Die Goethe-Universität fordert nun den Ortsbeirat 2 auf, diesem Konzept ebenfalls zuzustimmen und es gemeinsam mit der Universität umzusetzen. „Mit der Umbenennung signalisiert die Goethe-Universität in ihrem Jubiläumsjahr, dass sie sich nicht nur mit ihrer eigenen Vergangenheit auseinandersetzt, sondern sich als Nutzer der Liegenschaften des ehemaligen IG-Farben-Konzerns auch der kritischen Aufarbeitung dieser Konzerngeschichte verpflichtet sieht“, sagte Müller-Esterl. „Wir hoffen nun auf eine einvernehmliche Regelung mit dem zuständigen Ortsbeirat“.
Zu den genannten Personen
Norbert Wollheim: 1913-1998 war Wirtschaftsprüfer, Steuerberater, ehemaliges Direktoriums-Mitglied des Zentralrats der Juden in Deutschland. 1943 als Jude Deportation nach Auschwitz; Zwangsarbeit für die I.G. Farben, 1945 erfolgreiche Flucht auf dem Todesmarsch, einziger Überlebender seiner Familie. Die 1950 eingereichte Klage gegen die I.G. Farben auf Entschädigung für geleistete Zwangsarbeit war das erste Musterverfahren in der deutschen Nachkriegszeit.

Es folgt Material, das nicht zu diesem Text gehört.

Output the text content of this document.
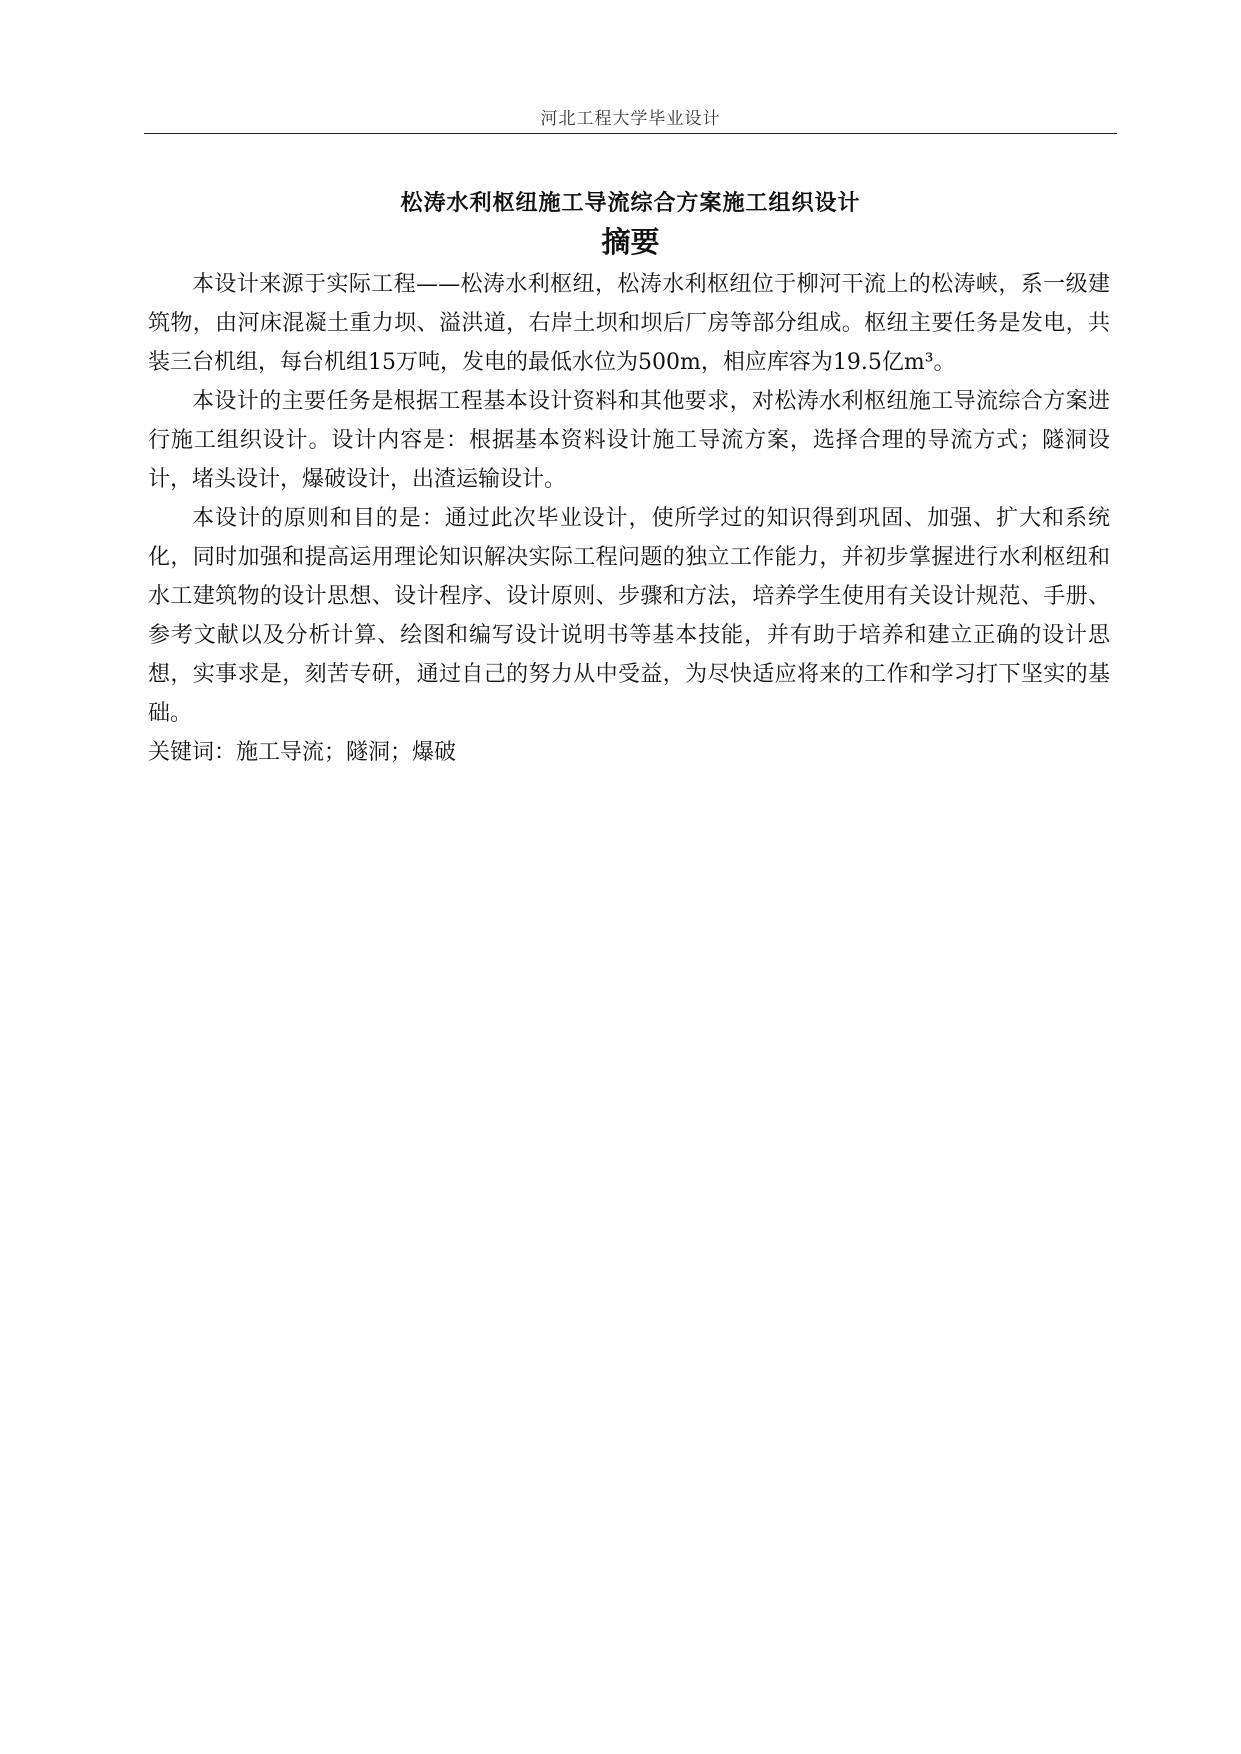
河北工程大学毕业设计
松涛水利枢纽施工导流综合方案施工组织设计
摘要

本设计来源于实际工程——松涛水利枢纽，松涛水利枢纽位于柳河干流上的松涛峡，系一级建筑物，由河床混凝土重力坝、溢洪道，右岸土坝和坝后厂房等部分组成。枢纽主要任务是发电，共装三台机组，每台机组15万吨，发电的最低水位为500m，相应库容为19.5亿m³。

本设计的主要任务是根据工程基本设计资料和其他要求，对松涛水利枢纽施工导流综合方案进行施工组织设计。设计内容是：根据基本资料设计施工导流方案，选择合理的导流方式；隧洞设计，堵头设计，爆破设计，出渣运输设计。

本设计的原则和目的是：通过此次毕业设计，使所学过的知识得到巩固、加强、扩大和系统化，同时加强和提高运用理论知识解决实际工程问题的独立工作能力，并初步掌握进行水利枢纽和水工建筑物的设计思想、设计程序、设计原则、步骤和方法，培养学生使用有关设计规范、手册、参考文献以及分析计算、绘图和编写设计说明书等基本技能，并有助于培养和建立正确的设计思想，实事求是，刻苦专研，通过自己的努力从中受益，为尽快适应将来的工作和学习打下坚实的基础。

关键词：施工导流；隧洞；爆破
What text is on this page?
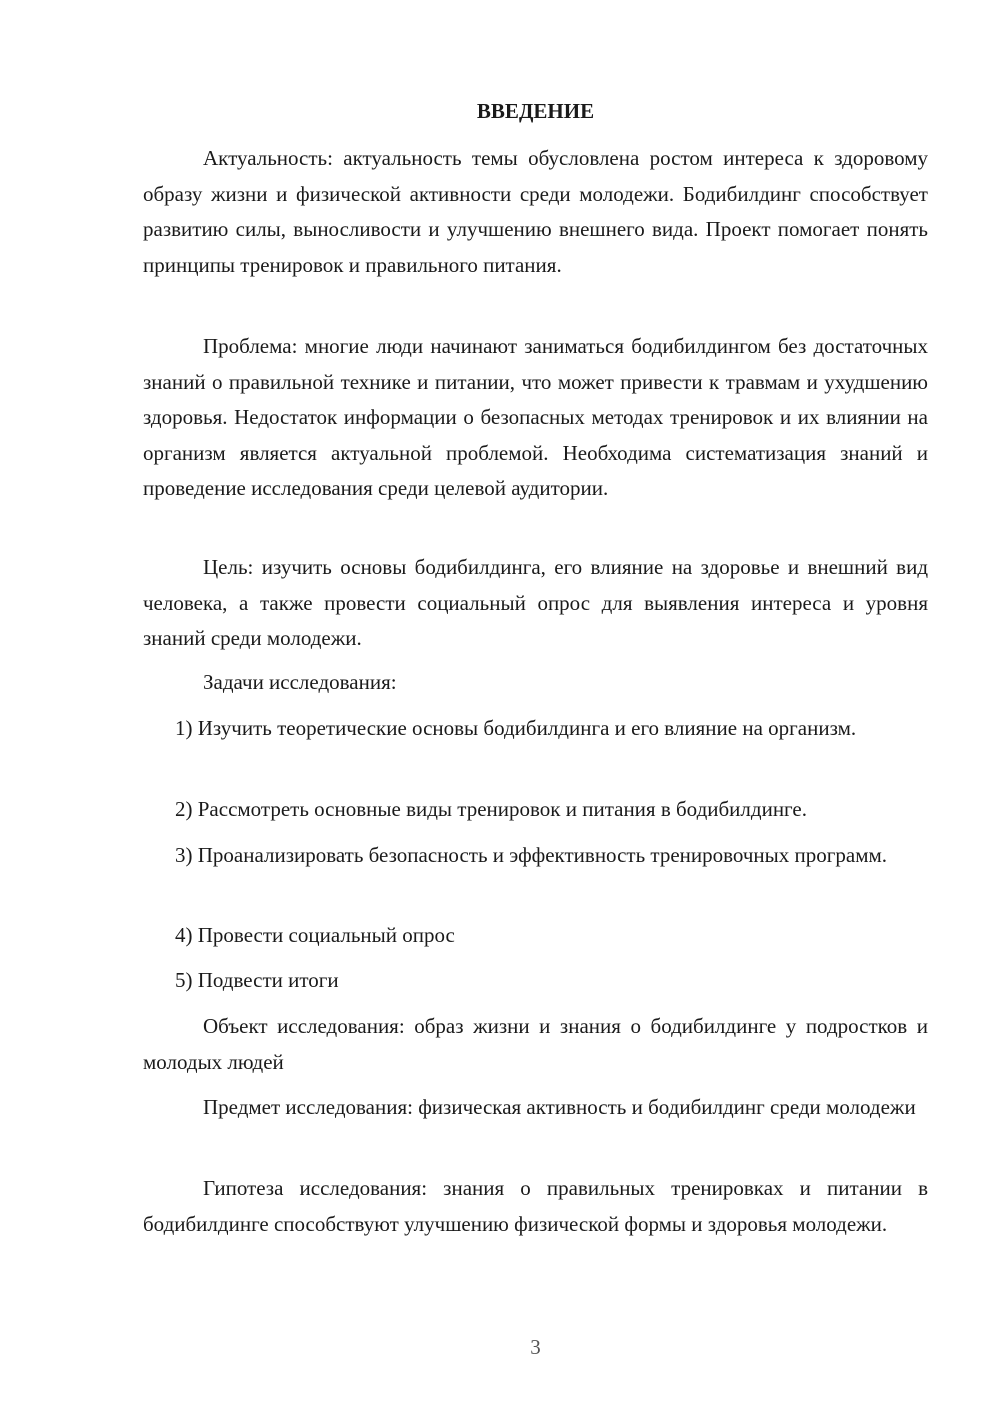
ВВЕДЕНИЕ

Актуальность: актуальность темы обусловлена ростом интереса к здоровому образу жизни и физической активности среди молодежи. Бодибилдинг способствует развитию силы, выносливости и улучшению внешнего вида. Проект помогает понять принципы тренировок и правильного питания.

Проблема: многие люди начинают заниматься бодибилдингом без достаточных знаний о правильной технике и питании, что может привести к травмам и ухудшению здоровья. Недостаток информации о безопасных методах тренировок и их влиянии на организм является актуальной проблемой. Необходима систематизация знаний и проведение исследования среди целевой аудитории.

Цель: изучить основы бодибилдинга, его влияние на здоровье и внешний вид человека, а также провести социальный опрос для выявления интереса и уровня знаний среди молодежи.

Задачи исследования:

1) Изучить теоретические основы бодибилдинга и его влияние на организм.

2) Рассмотреть основные виды тренировок и питания в бодибилдинге.

3) Проанализировать безопасность и эффективность тренировочных программ.

4) Провести социальный опрос

5) Подвести итоги

Объект исследования: образ жизни и знания о бодибилдинге у подростков и молодых людей

Предмет исследования: физическая активность и бодибилдинг среди молодежи

Гипотеза исследования: знания о правильных тренировках и питании в бодибилдинге способствуют улучшению физической формы и здоровья молодежи.

3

Theodor W. Adorno: 1903-1969, deutscher Philosoph, Soziologe, Musiktheoretiker und Komponist; zählt zu den Hauptvertretern der Frankfurter Schule. 1921-34 Studium und Habilitation in Frankfurt/Tätigkeit als Privatdozent, 1934-45 als Jude Vertreibung und Exil in England und USA, 1953 Rückkehr nach Deutschland, bis 1969 Professor für Philosophie und Soziologie an der Goethe-Universität sowie einer der Direktoren des wiedereröffneten Frankfurter Instituts für Sozialforschung.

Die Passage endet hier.